Pero el toque Lubitsch consistía en nunca decir cuántas son dos y dos, sino dejar que el espectador haga la suma. En Berlanga (y Azcona) la crítica está ahí, pero nunca se dice abiertamente. La magia es retratar una sociedad de otra época sin crueldad, sintiendo compasión por las personas, pero no por los burócratas, empatizando con la subsistencia, pero no con los mandamases y bailando a la censura (sexo antes del matrimonio, críticas a la pena capital…) sin que lo parezca. Los detalles berlanguianos están en cada escena: probándose una sotana, José Luis hace la señal de la cruz para ver si le tira la sisa; los oficinistas recogen papeles mientras siguen con atención su partida de ajedrez; las mujeres de la Feria del Libro que se llevan el ejemplar firmado sin pagar; el champán del condenado a muerte y quién termina bebiéndolo… Son tantas y tan maravillosas las sorpresas sutiles que parecen esperarnos en cada visionado que terminan por convertir El verdugo en una obra inagotable. Como Valle o Quevedo. Como Lubitsch o Wilder. Como el Quijote.
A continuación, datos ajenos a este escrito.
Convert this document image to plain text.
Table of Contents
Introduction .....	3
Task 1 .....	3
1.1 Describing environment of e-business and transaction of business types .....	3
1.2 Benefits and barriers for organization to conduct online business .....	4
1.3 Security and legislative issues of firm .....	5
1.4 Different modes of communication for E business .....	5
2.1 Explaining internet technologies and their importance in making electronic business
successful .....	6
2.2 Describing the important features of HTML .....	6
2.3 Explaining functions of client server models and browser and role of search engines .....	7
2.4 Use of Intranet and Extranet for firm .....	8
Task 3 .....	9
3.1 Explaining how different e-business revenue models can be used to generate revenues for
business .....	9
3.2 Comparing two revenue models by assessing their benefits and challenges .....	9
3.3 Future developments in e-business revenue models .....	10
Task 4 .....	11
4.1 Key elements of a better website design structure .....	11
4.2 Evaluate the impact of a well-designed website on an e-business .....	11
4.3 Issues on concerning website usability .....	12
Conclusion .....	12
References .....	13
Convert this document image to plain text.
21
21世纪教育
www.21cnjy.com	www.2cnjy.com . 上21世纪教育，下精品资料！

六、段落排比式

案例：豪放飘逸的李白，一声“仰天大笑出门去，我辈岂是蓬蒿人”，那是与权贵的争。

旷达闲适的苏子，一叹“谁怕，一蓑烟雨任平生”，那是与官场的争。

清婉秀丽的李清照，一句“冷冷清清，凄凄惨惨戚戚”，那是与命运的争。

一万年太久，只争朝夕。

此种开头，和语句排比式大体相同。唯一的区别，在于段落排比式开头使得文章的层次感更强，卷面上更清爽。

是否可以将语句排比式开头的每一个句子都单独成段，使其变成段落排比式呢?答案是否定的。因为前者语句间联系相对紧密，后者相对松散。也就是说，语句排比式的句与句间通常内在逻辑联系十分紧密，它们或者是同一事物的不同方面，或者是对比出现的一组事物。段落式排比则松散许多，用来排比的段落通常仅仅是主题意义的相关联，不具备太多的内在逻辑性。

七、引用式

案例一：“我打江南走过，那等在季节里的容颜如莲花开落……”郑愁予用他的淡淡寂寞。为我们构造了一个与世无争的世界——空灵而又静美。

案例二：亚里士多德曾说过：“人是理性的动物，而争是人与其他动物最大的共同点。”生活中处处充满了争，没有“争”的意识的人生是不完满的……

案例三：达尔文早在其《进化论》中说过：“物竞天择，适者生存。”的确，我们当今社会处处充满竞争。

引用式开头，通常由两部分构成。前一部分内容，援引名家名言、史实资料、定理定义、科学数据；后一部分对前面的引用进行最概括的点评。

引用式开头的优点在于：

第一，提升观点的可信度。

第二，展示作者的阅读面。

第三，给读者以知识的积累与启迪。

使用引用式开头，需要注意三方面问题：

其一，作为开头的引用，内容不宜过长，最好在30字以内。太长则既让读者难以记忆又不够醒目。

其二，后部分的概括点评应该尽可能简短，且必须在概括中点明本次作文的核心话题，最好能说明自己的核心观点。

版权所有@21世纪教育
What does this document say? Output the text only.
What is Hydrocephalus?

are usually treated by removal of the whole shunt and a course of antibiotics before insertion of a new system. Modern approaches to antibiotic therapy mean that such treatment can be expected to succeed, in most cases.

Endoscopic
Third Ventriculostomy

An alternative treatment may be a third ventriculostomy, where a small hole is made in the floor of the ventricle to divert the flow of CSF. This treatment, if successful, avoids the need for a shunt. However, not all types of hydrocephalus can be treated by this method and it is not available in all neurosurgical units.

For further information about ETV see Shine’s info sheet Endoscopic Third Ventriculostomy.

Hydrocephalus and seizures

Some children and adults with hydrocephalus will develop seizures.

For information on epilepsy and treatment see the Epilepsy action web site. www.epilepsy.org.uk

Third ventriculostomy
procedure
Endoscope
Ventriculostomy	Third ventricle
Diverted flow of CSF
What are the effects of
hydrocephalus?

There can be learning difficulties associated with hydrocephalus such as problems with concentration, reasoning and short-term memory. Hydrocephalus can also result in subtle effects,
Y la entrañable y familiar escena final, con biberón y todo, abandonando Mallorca en barco. A pesar de la muerte, había vida frente al mar. José Luis se reúne con su mujer, su hijo y su suegro. Destrozado física y moralmente, pero con el dinero recién cobrado. “¿Has comido algo?”. José Luis se tapa los ojos con el sombrero. “¡No lo haré más!”. Y Amadeo, sabio y veterano, apuntilla la película: “Eso mismo dije yo la primera vez…”. Otro demoledor recado a quienes pensaban que podían huir de su destino y descubrieron que solo podían taparse los ojos con el sombrero. Para reírse, sí, pero de nosotros mismos. Nada más sano, ni más inteligente.